Raised in Xujing, a Shanghai suburb with a small-town vibe, Zhang started making music in his mid-teens. The quality of his work has improved rapidly since his earliest projects, on which he rapped in an ironically detached English. This music was aesthetically interesting but devoid of substance. His trajectory changed when Chinese cloud rap progenitor Bloodz Boi became his mentor, encouraging him to rap in Mandarin and upgrade his home recording setup. Watching him blossom, Bloodz Boi has referred to Zhang as “China’s Lil B,” noting that he’s the first Chinese rapper with a larger following outside the Great Firewall than within its confines.
Hunched Jack Mixtape, his first official release for evilgiane’s iconoclastic New York label Surf Gang, boasts a cast of producers fit for a rising star.
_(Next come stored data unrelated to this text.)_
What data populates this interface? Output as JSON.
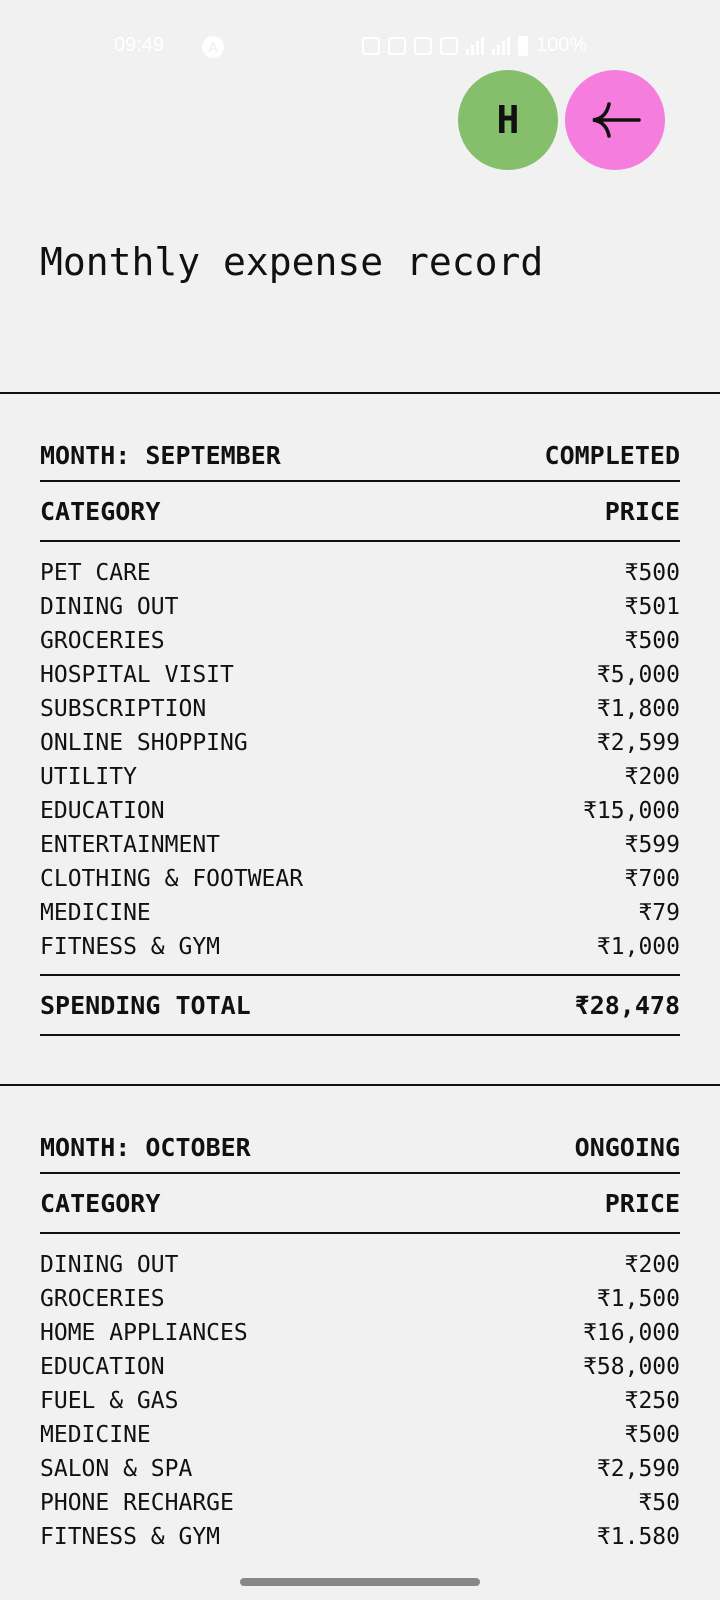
{
  "status_bar": {
    "time": "09:49",
    "battery": "100%"
  },
  "header": {
    "avatar_letter": "H",
    "back_icon": "back-arrow-icon",
    "title": "Monthly expense record"
  },
  "months": [
    {
      "title": "MONTH: SEPTEMBER",
      "status": "COMPLETED",
      "col_category": "CATEGORY",
      "col_price": "PRICE",
      "items": [
        {
          "name": "PET CARE",
          "price": "₹500"
        },
        {
          "name": "DINING OUT",
          "price": "₹501"
        },
        {
          "name": "GROCERIES",
          "price": "₹500"
        },
        {
          "name": "HOSPITAL VISIT",
          "price": "₹5,000"
        },
        {
          "name": "SUBSCRIPTION",
          "price": "₹1,800"
        },
        {
          "name": "ONLINE SHOPPING",
          "price": "₹2,599"
        },
        {
          "name": "UTILITY",
          "price": "₹200"
        },
        {
          "name": "EDUCATION",
          "price": "₹15,000"
        },
        {
          "name": "ENTERTAINMENT",
          "price": "₹599"
        },
        {
          "name": "CLOTHING & FOOTWEAR",
          "price": "₹700"
        },
        {
          "name": "MEDICINE",
          "price": "₹79"
        },
        {
          "name": "FITNESS & GYM",
          "price": "₹1,000"
        }
      ],
      "total_label": "SPENDING TOTAL",
      "total_value": "₹28,478"
    },
    {
      "title": "MONTH: OCTOBER",
      "status": "ONGOING",
      "col_category": "CATEGORY",
      "col_price": "PRICE",
      "items": [
        {
          "name": "DINING OUT",
          "price": "₹200"
        },
        {
          "name": "GROCERIES",
          "price": "₹1,500"
        },
        {
          "name": "HOME APPLIANCES",
          "price": "₹16,000"
        },
        {
          "name": "EDUCATION",
          "price": "₹58,000"
        },
        {
          "name": "FUEL & GAS",
          "price": "₹250"
        },
        {
          "name": "MEDICINE",
          "price": "₹500"
        },
        {
          "name": "SALON & SPA",
          "price": "₹2,590"
        },
        {
          "name": "PHONE RECHARGE",
          "price": "₹50"
        },
        {
          "name": "FITNESS & GYM",
          "price": "₹1.580"
        }
      ]
    }
  ]
}
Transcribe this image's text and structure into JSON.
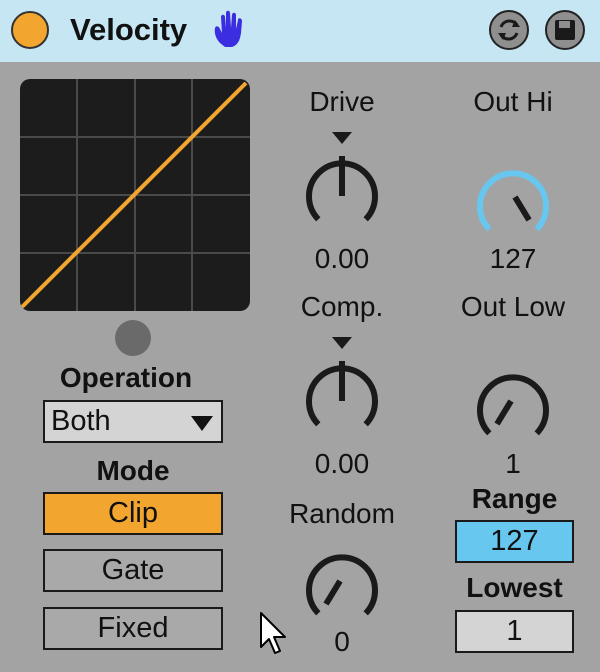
{
  "device": {
    "title": "Velocity",
    "power_color": "#f2a630",
    "hand_icon": "hand-icon",
    "header_buttons": [
      "hot-swap-icon",
      "save-icon"
    ]
  },
  "curve": {
    "color": "#f2a630",
    "background": "#1c1c1c",
    "grid": "4x4"
  },
  "operation": {
    "label": "Operation",
    "value": "Both"
  },
  "mode": {
    "label": "Mode",
    "buttons": [
      {
        "label": "Clip",
        "active": true
      },
      {
        "label": "Gate",
        "active": false
      },
      {
        "label": "Fixed",
        "active": false
      }
    ],
    "active_color": "#f2a630"
  },
  "knobs": {
    "drive": {
      "label": "Drive",
      "value": "0.00"
    },
    "comp": {
      "label": "Comp.",
      "value": "0.00"
    },
    "random": {
      "label": "Random",
      "value": "0"
    },
    "out_hi": {
      "label": "Out Hi",
      "value": "127",
      "accent": "#67c7ee"
    },
    "out_low": {
      "label": "Out Low",
      "value": "1"
    }
  },
  "range": {
    "label": "Range",
    "value": "127",
    "color": "#67c7ee"
  },
  "lowest": {
    "label": "Lowest",
    "value": "1"
  }
}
Starting strong, Zhang enlists vaporwave veteran James Ferraro and hyperpop shapeshifter Glasear to produce five of the first seven tracks. These beats contain only hints of Ferraro’s ghostly presence, but they’re some of the tape’s best. “Leon,” a particularly ferocious cut, features merciless production: Nearly subsonic kicks and slashing snares that conspire with doomsday bass to evoke the experience of watching from a ship’s deck as the storm approaches. Zhang’s delivery is no less vicious, his voice hovering just above the bass, stretched almost to a breaking point and punctuated by screams. A few minutes later, on “Run,” he drops into an even lower register over a vintage trap beat from Glasear and Swedish cloud rap vet Woesum. “What did you do wrong?/Why are you hiding?” he growls tunelessly in Mandarin, as if he’s spitting on the song’s cowardly subject.